Thursday, March 27, 2014

After I completed this painting, that I began in class as a demonstration, I decided that it would be a good one to record to show my step by step process.  It is done using so much negative painting that it is best to see the process from beginning to end. What follows is that process, but it is shown backwards.  Painting flowers is fun and a good way to improve skills.  I hope you like it.

I have added more flowers and completely covered the background with washy color.  I know that if I want the light flowers to be the most important element, I have to get rid of the white in the background.  I am at a stopping place.  I will study the painting for awhile to decide how much detail I want in the secondary, background shapes of the leaves.  I like the back runs that create movement in the background.  The colors are looking pretty sweet to me at this point, so I will take that into consideration as I complete the painting. 

I added more light flowers and continued to push them forward with the blue, thinking all the time about making the composition interesting.  I also refine any shapes that don't look right to me.  It is easy to do at this stage when everything is so light.  I little water on a soft brush is often all that is needed to take out shapes or lines that don't feel right.

This is the beginning.  I want to illustrate my process for anyone who may be interested.  It is good for me to keep a record as I paint because it helps me teach, so here goes.  I picked three petunias out of a pot that contained dozens and I painted them with no lines on the paper.  I spent time trying to get good shapes with good placement on the 15" x 11" sheet of watercolor paper.  I used blue to push the light flowers forward.

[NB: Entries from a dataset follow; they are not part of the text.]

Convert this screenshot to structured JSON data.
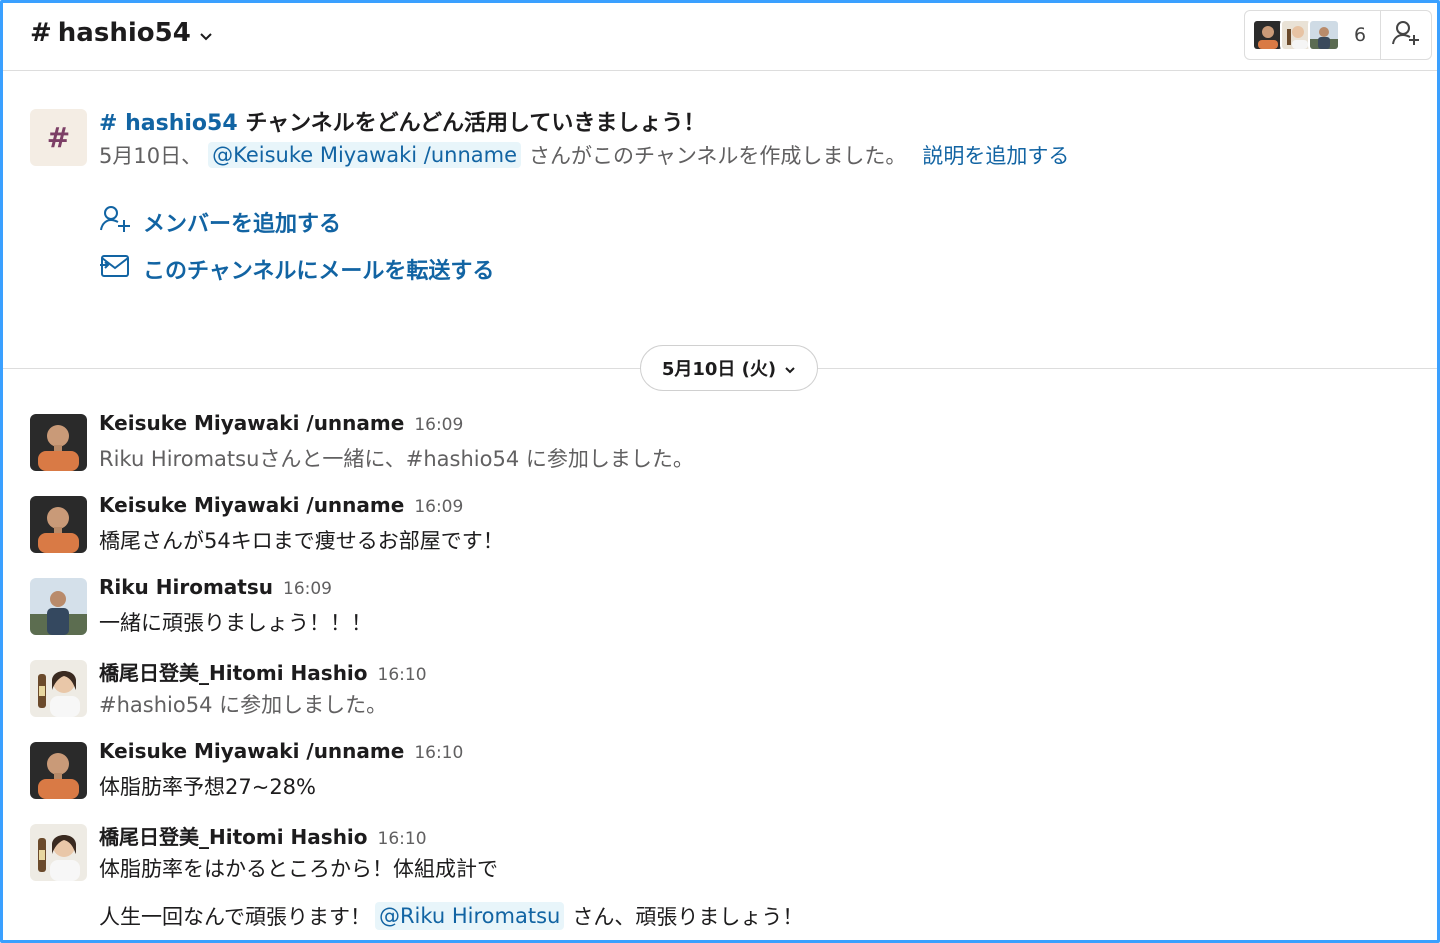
{
  "header": {
    "hash": "#",
    "channel_name": "hashio54",
    "member_count": "6"
  },
  "intro": {
    "title_hash": "#",
    "title_channel": "hashio54",
    "title_rest": " チャンネルをどんどん活用していきましょう！",
    "created_date": "5月10日、",
    "creator_mention": "@Keisuke Miyawaki /unname",
    "created_text": "さんがこのチャンネルを作成しました。",
    "add_description": "説明を追加する",
    "add_members": "メンバーを追加する",
    "forward_email": "このチャンネルにメールを転送する"
  },
  "date_divider": {
    "label": "5月10日 (火)"
  },
  "messages": [
    {
      "name": "Keisuke Miyawaki /unname",
      "time": "16:09",
      "text": "Riku Hiromatsuさんと一緒に、#hashio54 に参加しました。"
    },
    {
      "name": "Keisuke Miyawaki /unname",
      "time": "16:09",
      "text": "橋尾さんが54キロまで痩せるお部屋です！"
    },
    {
      "name": "Riku Hiromatsu",
      "time": "16:09",
      "text": "一緒に頑張りましょう！！！"
    },
    {
      "name": "橋尾日登美_Hitomi Hashio",
      "time": "16:10",
      "text": "#hashio54 に参加しました。"
    },
    {
      "name": "Keisuke Miyawaki /unname",
      "time": "16:10",
      "text": "体脂肪率予想27~28%"
    },
    {
      "name": "橋尾日登美_Hitomi Hashio",
      "time": "16:10",
      "text": "体脂肪率をはかるところから！体組成計で",
      "line2_before": "人生一回なんで頑張ります！",
      "line2_mention": "@Riku Hiromatsu",
      "line2_after": "さん、頑張りましょう！"
    }
  ],
  "colors": {
    "link": "#1264a3",
    "border_accent": "#3aa0ff",
    "mention_bg": "#e8f5fa",
    "intro_icon_bg": "#f4ede4"
  }
}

Thinking of spring brings about positive thoughts and negative painting.  I wanted to paint a close up of shrubbery and get interesting colors and shapes.  My favorite way to work, this takes some practice if I haven't done it in awhile.  This one got me going and I had fun pushing the values.  Positively Springtime is 15" x 22". 

Wednesday, March 12, 2014

Waiting For the Blooming Vines.  Here is the"after" photo.  I just added more vines and negative shapes.  I hope you like it. 

Getting there.  I worked on this one more time after I took this photo, but I thought I would post the before first and then the after.  I hope I haven't ruined it...but I am always pushing the envelope and sometimes I just have to suffer the consequences.  This painting is acrylic on paper.  I am working with fluid acrylics because they can create such strong, beautiful colors and you only need a few to mix a wide variety of hues.  I love working with them!  The paper is hot press watercolor with gesso applied to it.  It makes a strong surface to work on.  I began the painting with watercolors, but the acrylics took over.  I guess I am Waiting for the Blooming Vines.

Thursday, March 6, 2014

I have been painting a series based on the trumpet vine that I planted in my yard a few years ago.  I don't have a green thumb, so I am always happy when I find a plant that will survive the elements and my lack of gardening skills.  The vine needs the trellis and I enjoy the the straight lines that contrast the organic shapes in this subject.  I will be posting the series as it unfolds.

Just having a little fun with watercolor.  I love this medium!  Wet and wild or prim and proper; so many ways to apply the paint.  The challenge here was to paint the subject without any drawing on the paper.  I also wanted to use lots of water to get those runs and let the paint mix and mingle.  I had fun with the colors too.  I think I will call this one, It's Five O'clock Somewhere.  Not original, but fun.